Nel corso dell’estate, i guardiaparco sono intervenuti in diverse occasioni per richiamare persone in mountain bike che percorrevano, all’interno dei Parchi Alpi Cozie, itinerari e sentieri vietati all’accesso delle biciclette. Qualcuno si è giustificato segnalando che aveva seguito le indicazioni scaricate da alcuni siti internet o da alcune app, ma purtroppo il regolamento di un’area protetta non ammette l’ignoranza della norma. Ne approfittiamo, quindi, per ribadire le limitazioni previste nelle Aree Protette delle Alpi Cozie e spiegarne le motivazioni.
Nel Parco Naturale della Val Troncea e nel Parco Naturale del Gran Bosco di Salbertrand sono in vigore alcune limitazioni nell’uso delle biciclette. In generale, il divieto è valido su tutti i sentieri mentre sulle strade è obbligatorio «dare la precedenza ai pedoni, non creare situazioni di pericolo, intralcio ovvero provocare danni all’ambiente» e rispettare, ovviamente sempre, il codice della strada. È, infine, vietata la pratica del downhill e l’utilizzo delle fat bike su neve.
Al fondo del testo, l'elenco delle strade su cui è consentito andare in bicicletta.
Per spiegare in maniera più efficace i motivi delle limitazioni all’uso delle biciclette nei Parchi delle Alpi Cozie, coinvolgiamo un guardiaparco, Alessandro Perron, che è anche appassionato di mountain bike nella vita extra lavorativa e quindi capace di comprendere le esigenze sia dell’Ente Parco sia di chi pratica questa bellissima attività.
«I regolamenti di un parco – racconta Perron – hanno prevalentemente una funzione preventiva più che punitiva: tutelare l’ambiente e i suoi frequentatori, prima di sanzionare. Nel caso della circolazione in bicicletta, in effetti si pongono diverse questioni di sicurezza per i fruitori e di protezione dell’ambiente».
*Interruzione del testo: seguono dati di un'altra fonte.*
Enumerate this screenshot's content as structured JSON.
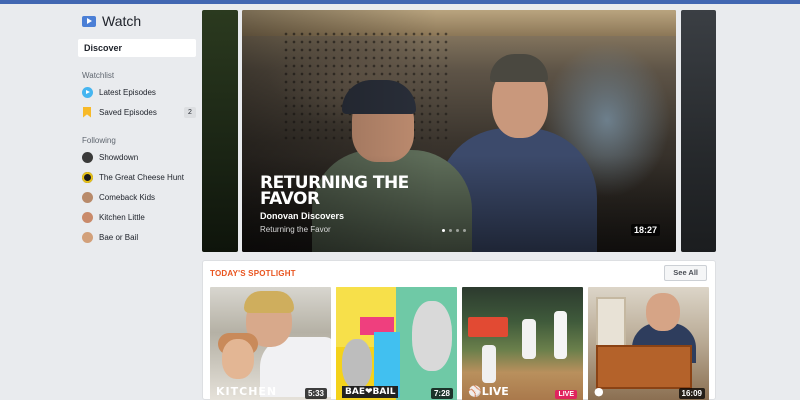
{
  "app": {
    "title": "Watch",
    "icon": "watch-icon"
  },
  "sidebar": {
    "discover": "Discover",
    "watchlist_title": "Watchlist",
    "watchlist": [
      {
        "label": "Latest Episodes",
        "icon": "play-icon"
      },
      {
        "label": "Saved Episodes",
        "icon": "bookmark-icon",
        "badge": "2"
      }
    ],
    "following_title": "Following",
    "following": [
      {
        "label": "Showdown",
        "avatar_color": "#3a3a3a"
      },
      {
        "label": "The Great Cheese Hunt",
        "avatar_color": "#1c1c1c"
      },
      {
        "label": "Comeback Kids",
        "avatar_color": "#b88a6a"
      },
      {
        "label": "Kitchen Little",
        "avatar_color": "#c98a6a"
      },
      {
        "label": "Bae or Bail",
        "avatar_color": "#d2a07a"
      }
    ]
  },
  "hero": {
    "show_logo": "RETURNING THE FAVOR",
    "title": "Donovan Discovers",
    "subtitle": "Returning the Favor",
    "duration": "18:27",
    "slide_count": 4,
    "active_slide": 1
  },
  "spotlight": {
    "title": "TODAY'S SPOTLIGHT",
    "see_all": "See All",
    "items": [
      {
        "logo": "KITCHEN",
        "duration": "5:33"
      },
      {
        "logo": "BAE❤BAIL",
        "duration": "7:28"
      },
      {
        "logo": "⚾LIVE",
        "live": "LIVE"
      },
      {
        "logo": "●",
        "duration": "16:09"
      }
    ]
  },
  "colors": {
    "accent": "#4267b2",
    "spotlight_title": "#e9541f",
    "live": "#e0245e"
  }
}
Perron è stato assunto recentemente dai Parchi Alpi Cozie ed è il più giovane appartenente al corpo di vigilanza, ma si è documentato sulla storia dell’Ente Parco per comprendere fino in fondo le motivazioni dietro queste limitazioni.
«I colleghi più anziani mi hanno riferito che ai tempi in cui vennero elaborati i regolamenti, l’obiettivo era principalmente salvaguardare la sicurezza delle persone, ciclisti ed escursionisti, vietando i sentieri che sono più ripidi e impervi. E c’erano assai meno praticanti di adesso, con la moda delle bici a pedalata assistita… Come corpo di vigilanza capita spesso di gestire operazioni di soccorso per ciclisti infortunati a causa di cadute e incidenti. Le strade invece sono più larghe e ampie, si prestano meglio alla coesistenza tra le due categorie di frequentatori. Anche perché i Parchi devono promuovere una fruizione più dolce della montagna, maggiormente a contatto con la natura. Occorre rispettare coloro che si spostano lentamente, a piedi, e che amano distrarsi a osservare le piante e gli animali senza il timore di essere investiti da una bicicletta. L’invito che rivolgo ai ciclisti, quindi, è di limitare ulteriormente la velocità all’interno di un’area protetta».
Ma Alessandro è anche un ciclista che ama allenarsi nella natura a ritmi sostenuti e l’adrenalina di una discesa in terreno impervio.
«Fortunatamente i territori dell’alta Valsusa e Val Chisone offrono una grande quantità di strade e tracciati, fuori parco, dove scatenarsi e divertirsi, sempre in sicurezza, mi raccomando! Ci sono anche comprensori per la pratica del downhill con sentieri attrezzati appositamente e un servizio di soccorso in caso di incidente. Il principio che vige nelle aree protette invece è un altro: qui, noi esseri umani siamo ospiti della natura, siamo una specie alla pari di tutte quelle che abitano questi ecosistemi. Innanzitutto le bici provocano un’erosione maggiore sui sentieri con il rischio di convogliare le acque e provocare problemi di ruscellamento. Inoltre, procedendo a velocità sostenuta rischiamo di sorprendere gli animali, spaventandoli e costringendoli a fughe eccessivamente stancanti oppure pericolose. Dobbiamo quindi accettare le limitazioni che tecnici e guardiaparco hanno individuato come giusto compromesso tra le necessità dell’ambiente e le esigenze dei fruitori».